L’ultima considerazione riguarda il futuro della viticoltura siciliana. In assoluta controtendenza, recunu, cutrera e rucignola vengono benissimo in territori aridi, bruciati dal sole e vocati per i vini rossi (nero d’Avola e frappato). Una scoperta che potrebbe aiutare non solo a fronteggiare il clima ma anche ad incrociare l'attuale tendenza del mercato verso il consumo di vini bianchi e spumanti.

Sicilia, terra di bianchi

«La Sicilia è una bellissima terra di bianchi», conferma Di Grazia. «Pensiamo al Marsala fatto con l’Insolia. Mio papà mi spingeva a piantare nero d’Avola e frappato ma io dicevo no, qui a Licodia dobbiamo mettere i bianchi. Qualche autorevole produttore della zona del Cerasuolo di Vittoria (denominazione nella quale ricade l'azienda, ndr) ha provato a farmi cambiare idea. Certo, in Sicilia abbiamo rossi caldi eccezionali come il nero d’Avola, il syrah e il cabernet. Ma il bianco ti stupisce, ha complessità ed eleganza e lo bevi tutto l’anno. Qui fa troppo caldo, perché devo fare un rosso dove non riesco a controllare l’alcol? Un nero d’avola da 14,5 gradi di alcol non lo bevo più. Ora devi andare su 12,5».

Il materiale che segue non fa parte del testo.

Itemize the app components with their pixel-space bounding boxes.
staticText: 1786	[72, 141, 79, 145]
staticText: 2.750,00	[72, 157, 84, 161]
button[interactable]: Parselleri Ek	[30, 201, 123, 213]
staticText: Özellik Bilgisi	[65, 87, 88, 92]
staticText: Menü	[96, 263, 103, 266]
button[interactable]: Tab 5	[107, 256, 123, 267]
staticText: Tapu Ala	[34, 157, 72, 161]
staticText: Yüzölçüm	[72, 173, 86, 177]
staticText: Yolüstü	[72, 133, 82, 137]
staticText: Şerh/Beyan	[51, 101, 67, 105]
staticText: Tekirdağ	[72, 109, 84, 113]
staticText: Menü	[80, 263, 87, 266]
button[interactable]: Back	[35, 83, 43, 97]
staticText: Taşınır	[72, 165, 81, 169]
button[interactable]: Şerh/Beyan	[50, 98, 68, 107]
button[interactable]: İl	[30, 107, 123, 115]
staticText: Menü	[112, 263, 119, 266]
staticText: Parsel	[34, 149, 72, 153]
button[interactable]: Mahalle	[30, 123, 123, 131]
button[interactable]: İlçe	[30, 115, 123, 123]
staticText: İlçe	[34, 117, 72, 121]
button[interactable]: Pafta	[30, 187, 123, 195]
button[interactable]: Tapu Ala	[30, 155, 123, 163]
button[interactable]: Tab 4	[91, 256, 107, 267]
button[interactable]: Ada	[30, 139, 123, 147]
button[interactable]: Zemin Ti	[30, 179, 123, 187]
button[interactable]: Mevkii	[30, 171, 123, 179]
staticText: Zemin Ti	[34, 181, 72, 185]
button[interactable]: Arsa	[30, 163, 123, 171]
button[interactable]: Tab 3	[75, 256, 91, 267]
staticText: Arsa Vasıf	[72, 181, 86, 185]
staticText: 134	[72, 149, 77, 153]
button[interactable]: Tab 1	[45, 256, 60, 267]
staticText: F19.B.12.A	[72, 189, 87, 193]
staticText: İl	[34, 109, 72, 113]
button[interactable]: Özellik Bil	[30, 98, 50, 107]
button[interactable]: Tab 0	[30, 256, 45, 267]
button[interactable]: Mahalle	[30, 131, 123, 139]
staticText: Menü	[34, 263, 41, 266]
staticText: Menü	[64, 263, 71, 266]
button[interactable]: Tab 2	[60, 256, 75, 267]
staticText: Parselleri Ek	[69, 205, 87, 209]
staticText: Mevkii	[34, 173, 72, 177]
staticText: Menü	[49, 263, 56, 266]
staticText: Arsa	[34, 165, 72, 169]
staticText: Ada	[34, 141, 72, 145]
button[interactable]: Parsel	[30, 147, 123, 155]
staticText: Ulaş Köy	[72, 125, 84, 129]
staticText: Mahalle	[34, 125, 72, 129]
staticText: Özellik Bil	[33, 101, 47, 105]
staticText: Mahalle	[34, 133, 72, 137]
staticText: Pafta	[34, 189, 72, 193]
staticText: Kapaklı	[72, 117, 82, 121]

Il futuro dei vitigni reliquia

Quindi i vitigni reliquia sono i vitigni del futuro? «Certo - conferma - bisogna avere un occhio al passato per cambiare il futuro. Ho cominciato a fare il cantiniere a 17 anni, in Sicilia c’è troppa confusione, troppi vitigni da tutte le parti e fai un gran casino. Nella zona di Marsala - ironizza Angelo - puoi fare la spesa di vitigni». E invece? «Invece dobbiamo dare voce a ciò che era rimasto nell’ombra. Noi abbiamo creduto poco alle nostre caratteristiche e abbiamo voluto internazionalizzare. Ora bisogna cambiare. Mettiamo le uve reliquia in bottiglia, anche quelle rosse. È un progetto rischioso da far conoscere ai giovani. Bisogna uscire dalla comfort zone. La Sicilia è terra di bianchi ». Meglio ancora se sono uve reliquia.